Smartline: How Technology can help us to lead healthier and happier lives
- If you volunteer or help people in your community, your mental health can be improved.
- Developing good relationships with your neighbours can make you happier
- People who live in social housing have a higher chance of getting asthma
Smartline is a research project led by the University of Exeter and funded by the European Regional Development Fund to look at the relationships between technology and the health and wellbeing of people and their communities.
Since 2017 researchers have been working with partners at Coastline Housing, Volunteer Cornwall and Cornwall Council to learn about the way people use technology and how they live in their homes and communities.
Sensors have been installed in 300 homes to measure air quality, humidity and energy use and surveys have been carried out to assess people’s health and wellbeing and to find out more about how they live their lives.
The project partners have also supported community projects such as a new garden area, IT and art classes and coffee mornings which have helped to increase understanding of social cohesion in the project area.
The homes are all Coastline Housing properties in Camborne, Illogan, Pool and Redruth – one of the most deprived parts of Cornwall and the UK.

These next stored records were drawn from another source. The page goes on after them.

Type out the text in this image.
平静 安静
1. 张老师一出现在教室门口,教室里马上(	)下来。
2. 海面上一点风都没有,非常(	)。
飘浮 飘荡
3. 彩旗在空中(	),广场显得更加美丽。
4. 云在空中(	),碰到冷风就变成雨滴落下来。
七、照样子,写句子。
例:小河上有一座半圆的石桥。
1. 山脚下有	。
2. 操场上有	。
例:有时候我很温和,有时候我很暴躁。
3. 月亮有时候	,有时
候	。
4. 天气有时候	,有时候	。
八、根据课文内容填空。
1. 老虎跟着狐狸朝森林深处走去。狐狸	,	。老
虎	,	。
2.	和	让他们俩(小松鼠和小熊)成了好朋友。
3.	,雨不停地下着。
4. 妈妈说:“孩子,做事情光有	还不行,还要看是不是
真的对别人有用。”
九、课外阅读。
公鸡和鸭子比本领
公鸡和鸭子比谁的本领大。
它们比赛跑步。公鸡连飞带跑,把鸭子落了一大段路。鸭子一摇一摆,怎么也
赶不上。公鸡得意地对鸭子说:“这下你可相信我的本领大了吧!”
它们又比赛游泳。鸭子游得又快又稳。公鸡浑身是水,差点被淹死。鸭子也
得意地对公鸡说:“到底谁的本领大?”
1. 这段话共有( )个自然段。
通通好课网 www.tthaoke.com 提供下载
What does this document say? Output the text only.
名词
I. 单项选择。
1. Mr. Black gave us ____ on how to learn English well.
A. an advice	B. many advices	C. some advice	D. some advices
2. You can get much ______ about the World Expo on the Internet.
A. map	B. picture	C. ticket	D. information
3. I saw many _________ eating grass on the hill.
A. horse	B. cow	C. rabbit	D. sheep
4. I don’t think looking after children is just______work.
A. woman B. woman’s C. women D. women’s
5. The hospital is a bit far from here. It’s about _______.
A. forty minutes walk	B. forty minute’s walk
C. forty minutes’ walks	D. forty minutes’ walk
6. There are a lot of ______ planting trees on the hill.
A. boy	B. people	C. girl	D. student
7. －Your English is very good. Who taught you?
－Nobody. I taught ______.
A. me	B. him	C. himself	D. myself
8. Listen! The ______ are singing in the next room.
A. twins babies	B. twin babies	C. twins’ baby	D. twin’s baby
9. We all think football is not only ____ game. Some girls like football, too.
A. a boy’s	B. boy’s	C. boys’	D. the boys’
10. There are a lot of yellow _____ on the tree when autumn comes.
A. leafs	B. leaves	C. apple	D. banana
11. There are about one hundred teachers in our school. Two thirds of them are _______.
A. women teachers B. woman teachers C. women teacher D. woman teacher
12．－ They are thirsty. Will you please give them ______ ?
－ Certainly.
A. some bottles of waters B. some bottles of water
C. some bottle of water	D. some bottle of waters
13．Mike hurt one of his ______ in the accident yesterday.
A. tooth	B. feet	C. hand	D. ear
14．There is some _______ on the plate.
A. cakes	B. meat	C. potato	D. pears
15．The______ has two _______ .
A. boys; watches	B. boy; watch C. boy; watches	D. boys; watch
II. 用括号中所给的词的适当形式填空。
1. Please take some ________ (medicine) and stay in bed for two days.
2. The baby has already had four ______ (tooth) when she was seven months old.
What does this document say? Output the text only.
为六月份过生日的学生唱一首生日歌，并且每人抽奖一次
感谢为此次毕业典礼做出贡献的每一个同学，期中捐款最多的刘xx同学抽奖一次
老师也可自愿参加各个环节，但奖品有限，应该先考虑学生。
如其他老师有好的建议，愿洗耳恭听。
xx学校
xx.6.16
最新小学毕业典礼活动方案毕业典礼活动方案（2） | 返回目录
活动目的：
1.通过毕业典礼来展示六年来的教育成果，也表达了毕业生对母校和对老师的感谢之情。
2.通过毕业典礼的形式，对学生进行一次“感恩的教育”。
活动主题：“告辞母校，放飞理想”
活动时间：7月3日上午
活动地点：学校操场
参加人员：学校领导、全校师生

The housing association is using the data to develop a better understanding of the environmental qualities of its homes and to make improvements such as enhanced ventilation and efficient new boilers. They can also pick up faults and provide energy-saving and wellbeing advice to tenants.
And, through knowledge exchange delivered by the University, local businesses are able to develop products and services to help too. For example, using smart technology to help monitor health conditions and testing new ideas in real-world situations.
To date, Smartline has assisted over 170 local businesses with a mix of grant funding and research expertise.
Some of the early findings from the research are highlighting issues for further work such as the growth of mould and the impact on adults with asthma, the benefits of volunteering and socialising and resistance to the adoption of new technology.
Now the project has got a welcome boost thanks to a three-year extension from the European Union with a total funding pot of over £4 million.
Principal Investigator Prof Karyn Morrissey says:
“We have been gathering hard data and insights from people and from sensors in their homes for three years and I’m excited to translate that information into new ways of improving residents’ lives.
“I’m so excited that we have got this extension as it means we can start to give back to the community after they have so generously participated in the research.”
The additional funding will be used to create projects that residents can interact with in practical ways and to trial technological solutions to the issues they face with social isolation, maintaining good health and wellbeing and participating in their community.